Incident review: Core router outages
Published 2020-02-12 by
On Thursday, January 2nd we had significant network availability issues that affected a majority of the websites we are hosting. The outage lasted from 10:30 to 13:30 UTC. A similar issue occured during the night of 2020-01-22 from 02:54 to 03:41 UTC.
First, we’d like to sincerely apologise for the downtime our customers suffered with their websites during these outages. Degraded performance or full downtime for multiple hours is unacceptable. That’s why we’d like to take the time to explain what happened and what we are going to do about it.
On our network architecture
We run our server infrastructure almost exclusively in the data centres of Hetzner Online in Falkenstein, Germany. We use the plural “data centres” here because it is best practice to split a data centre location into multiple server rooms for better access control and containment in the case of a fire. Running a professional data centre takes loads of expert staff.

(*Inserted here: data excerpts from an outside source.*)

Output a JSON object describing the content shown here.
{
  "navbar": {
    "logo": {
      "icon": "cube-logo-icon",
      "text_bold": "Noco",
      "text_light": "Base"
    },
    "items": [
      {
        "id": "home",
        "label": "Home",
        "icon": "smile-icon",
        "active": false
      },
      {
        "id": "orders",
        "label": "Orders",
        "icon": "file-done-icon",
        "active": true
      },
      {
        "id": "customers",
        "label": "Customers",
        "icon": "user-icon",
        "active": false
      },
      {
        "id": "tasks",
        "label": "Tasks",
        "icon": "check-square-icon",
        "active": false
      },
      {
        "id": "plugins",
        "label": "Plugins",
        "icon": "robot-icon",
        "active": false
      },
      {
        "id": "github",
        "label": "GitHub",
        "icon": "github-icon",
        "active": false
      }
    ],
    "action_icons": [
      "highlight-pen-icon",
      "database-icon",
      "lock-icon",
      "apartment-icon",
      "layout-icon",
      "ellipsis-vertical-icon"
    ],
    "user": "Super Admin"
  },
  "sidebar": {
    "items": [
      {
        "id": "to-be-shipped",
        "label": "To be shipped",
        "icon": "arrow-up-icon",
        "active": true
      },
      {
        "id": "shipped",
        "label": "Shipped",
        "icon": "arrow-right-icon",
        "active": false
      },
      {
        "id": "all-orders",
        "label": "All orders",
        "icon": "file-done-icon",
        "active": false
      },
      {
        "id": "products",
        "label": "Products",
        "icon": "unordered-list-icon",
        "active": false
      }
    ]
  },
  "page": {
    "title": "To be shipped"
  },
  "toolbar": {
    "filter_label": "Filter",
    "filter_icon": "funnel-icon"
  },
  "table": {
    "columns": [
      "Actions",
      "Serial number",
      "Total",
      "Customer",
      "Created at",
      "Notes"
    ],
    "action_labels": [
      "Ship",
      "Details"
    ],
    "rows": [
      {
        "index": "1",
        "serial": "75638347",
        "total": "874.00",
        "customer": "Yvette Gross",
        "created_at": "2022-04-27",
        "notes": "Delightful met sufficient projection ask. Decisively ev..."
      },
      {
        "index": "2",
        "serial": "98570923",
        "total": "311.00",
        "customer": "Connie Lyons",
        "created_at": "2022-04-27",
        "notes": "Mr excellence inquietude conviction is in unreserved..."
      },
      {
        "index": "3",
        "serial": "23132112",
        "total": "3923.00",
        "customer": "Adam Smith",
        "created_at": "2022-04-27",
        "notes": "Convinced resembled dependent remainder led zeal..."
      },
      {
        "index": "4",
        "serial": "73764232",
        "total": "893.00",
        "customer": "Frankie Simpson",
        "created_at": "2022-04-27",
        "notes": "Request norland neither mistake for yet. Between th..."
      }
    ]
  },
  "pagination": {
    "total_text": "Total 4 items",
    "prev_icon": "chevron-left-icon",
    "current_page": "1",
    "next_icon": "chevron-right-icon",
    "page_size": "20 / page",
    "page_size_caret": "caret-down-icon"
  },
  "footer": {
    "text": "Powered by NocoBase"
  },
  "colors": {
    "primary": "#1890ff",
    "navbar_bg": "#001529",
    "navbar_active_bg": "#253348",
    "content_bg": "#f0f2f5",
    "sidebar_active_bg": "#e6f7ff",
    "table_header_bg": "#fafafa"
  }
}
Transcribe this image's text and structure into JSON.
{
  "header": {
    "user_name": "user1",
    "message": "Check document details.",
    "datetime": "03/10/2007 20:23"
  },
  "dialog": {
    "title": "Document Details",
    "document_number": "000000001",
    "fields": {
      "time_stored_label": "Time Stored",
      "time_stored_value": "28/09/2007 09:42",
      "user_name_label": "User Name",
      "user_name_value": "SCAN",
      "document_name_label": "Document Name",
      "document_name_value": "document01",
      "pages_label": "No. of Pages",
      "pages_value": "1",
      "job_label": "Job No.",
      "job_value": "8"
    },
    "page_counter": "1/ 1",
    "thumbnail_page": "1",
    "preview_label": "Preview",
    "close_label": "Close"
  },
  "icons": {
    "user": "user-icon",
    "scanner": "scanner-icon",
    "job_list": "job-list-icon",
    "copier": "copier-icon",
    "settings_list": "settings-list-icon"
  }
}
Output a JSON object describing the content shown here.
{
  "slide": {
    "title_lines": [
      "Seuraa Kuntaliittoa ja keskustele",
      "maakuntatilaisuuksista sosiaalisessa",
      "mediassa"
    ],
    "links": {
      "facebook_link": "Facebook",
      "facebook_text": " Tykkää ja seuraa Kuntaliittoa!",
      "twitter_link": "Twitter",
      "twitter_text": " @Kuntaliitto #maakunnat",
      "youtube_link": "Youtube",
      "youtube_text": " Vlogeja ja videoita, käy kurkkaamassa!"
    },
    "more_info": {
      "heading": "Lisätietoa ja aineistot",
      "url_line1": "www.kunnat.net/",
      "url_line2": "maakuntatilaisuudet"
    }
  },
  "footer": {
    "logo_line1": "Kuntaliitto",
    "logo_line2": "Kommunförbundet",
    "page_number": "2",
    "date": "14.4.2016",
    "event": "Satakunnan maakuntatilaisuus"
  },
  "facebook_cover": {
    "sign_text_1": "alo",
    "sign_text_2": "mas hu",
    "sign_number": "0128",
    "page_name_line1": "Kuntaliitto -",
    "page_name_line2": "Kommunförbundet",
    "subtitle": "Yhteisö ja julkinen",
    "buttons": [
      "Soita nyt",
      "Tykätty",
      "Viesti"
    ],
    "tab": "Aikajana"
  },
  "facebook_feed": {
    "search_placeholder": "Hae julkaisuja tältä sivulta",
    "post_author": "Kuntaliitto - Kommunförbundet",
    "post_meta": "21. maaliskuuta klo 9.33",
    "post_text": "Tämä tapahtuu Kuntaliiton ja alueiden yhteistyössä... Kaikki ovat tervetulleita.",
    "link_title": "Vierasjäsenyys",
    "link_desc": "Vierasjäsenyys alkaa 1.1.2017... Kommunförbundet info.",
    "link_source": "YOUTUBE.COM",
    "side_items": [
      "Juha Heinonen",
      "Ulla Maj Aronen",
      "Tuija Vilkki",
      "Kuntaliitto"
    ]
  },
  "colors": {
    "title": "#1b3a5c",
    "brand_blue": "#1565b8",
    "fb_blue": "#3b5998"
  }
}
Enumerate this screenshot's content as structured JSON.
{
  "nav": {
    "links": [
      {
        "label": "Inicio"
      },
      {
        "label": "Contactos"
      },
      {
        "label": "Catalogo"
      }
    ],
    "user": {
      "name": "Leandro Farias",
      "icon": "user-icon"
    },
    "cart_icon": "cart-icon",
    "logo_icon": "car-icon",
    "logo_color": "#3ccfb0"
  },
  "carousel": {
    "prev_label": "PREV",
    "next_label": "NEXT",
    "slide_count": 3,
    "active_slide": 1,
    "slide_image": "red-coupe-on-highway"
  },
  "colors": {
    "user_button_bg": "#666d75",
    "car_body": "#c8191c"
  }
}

This applies to power supply and cooling, but most of all to network operations.
A data centre network has multiple tiers: Central hubs, so-called core routers, receive internet traffic and distribute it to the server rooms. Each room has its own local router(s), and each server rack has its own network switch(es). Making sure that data gets where it’s needed in minimal time and with maximum reliability is a big task. That’s why we trust Hetzner to take care of the physical side of our managed hosting service.
While we don’t have control over the network architecture and setup, we can influence the distance that packets have to travel between our servers. Since web application servers and data stores (e.g. MySQL, memcached) exchange thousands of queries per second, we try to keep the network latency between them minimal by grouping them in dedicated server racks where they can share a network switch. For higher service availability, we run additional standby database nodes outside of these racks. Services like Varnish that communicate via HTTP are less affected by network latency. That allows us to spread their servers wider across one or multiple data centres.
This architecture has been working well for us, and we’ve been running our freistilbox clusters that way for many years.
On Thursday, January 2nd 2020, at 10:30 am, our internal monitoring notified us of a high number of unavailable servers and website downtimes. Outages of this extent are usually caused by network issues. A few minutes later, while we were still investigating the outage, the website downtime alerts started to resolve. All servers became reachable again, and we saw manual sample requests to websites execute successfully.
At 10:46 am, the data centre reported the outage of a core router (one of the network devices distributing internet traffic to server rooms). This explained the extent of the outage. We were informed that a routing change redirecting traffic around the broken core router had restored network connectivity.
This notice led us to believe that the issue was resolved. As is common practice, we still kept monitoring the situation in case any remediation tasks such as rebooting a server that didn’t recover by itself became necessary.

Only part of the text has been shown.